Rickey Medlocke (debout, au centre) a fait ses débuts au sein de Lynnyrd Skynyrd à titre de batteur, avant de revenir comme guitariste au milieu des années 90.

Lynyrd Skynyrd: résister aux épreuves

Au gré d’une carrière qui couvre plus d’un demi-siècle, Lynyrd Skynyrd a vu défiler plus d’une vingtaine de musiciens. Quelques-uns sont disparus dans des circonstances tragiques, d’autres ont tiré leur révérence pour différentes raisons, mais la formation américaine a résisté contre vents et marées. Rickey Medlocke compte parmi ceux qui tiennent le fort, alors que s’amorce le dernier chapitre de l’histoire du band.

En entrevue depuis Francfort, en Allemagne, le guitariste floridien de 69 ans souligne que si Lynyrd Skynyrd a toujours su aller de l’avant, c’est d’abord et avant tout grâce au soutien indéfectible de ses milliers de fans à travers le monde.

«Après tout ce que nous avons traversé, sans eux, nous n’étions plus rien.
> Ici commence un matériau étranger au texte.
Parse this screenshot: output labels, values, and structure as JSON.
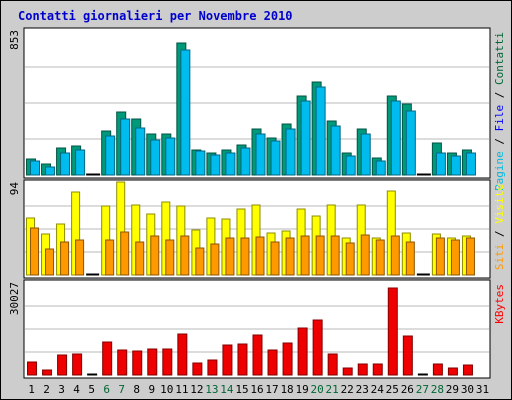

Ils nous ont aidés à passer à travers les épreuves», glisse-t-il, en faisant référence, entre autres, au crash d’avion qui, en 1977, coûta la vie au chanteur Ronnie Van Zant et au guitariste Steve Gaines, en plus de blesser sérieusement d’autres membres du groupe.

«L’héritage et la musique de Lynyrd Skynyrd ont été plus forts que tout, poursuit-il. Le groupe a produit tellement de grandes chansons et de grands albums. On s’en souviendra probablement comme l’un des grands bands de l’histoire. Nous sommes encore là et cette tournée est une sorte de statement, une façon de dire que nous sommes encore là, à faire de la grande musique et à prendre toujours autant de plaisir à jouer ensemble.»

Batteur et guitariste

Des incontournables comme Sweet Home Alabama, Free Bird et Simple Man résonneront sur les Plaines, samedi soir, alors que Lynyrd Skynyrd présentera un show «avec beaucoup d’énergie», qu’il promène depuis quelques années aux États-Unis et en Europe. Medlocke sera à l’avant-plan, guitare en bandoulière, lui qui avait commencé sa carrière au sein de la formation comme batteur.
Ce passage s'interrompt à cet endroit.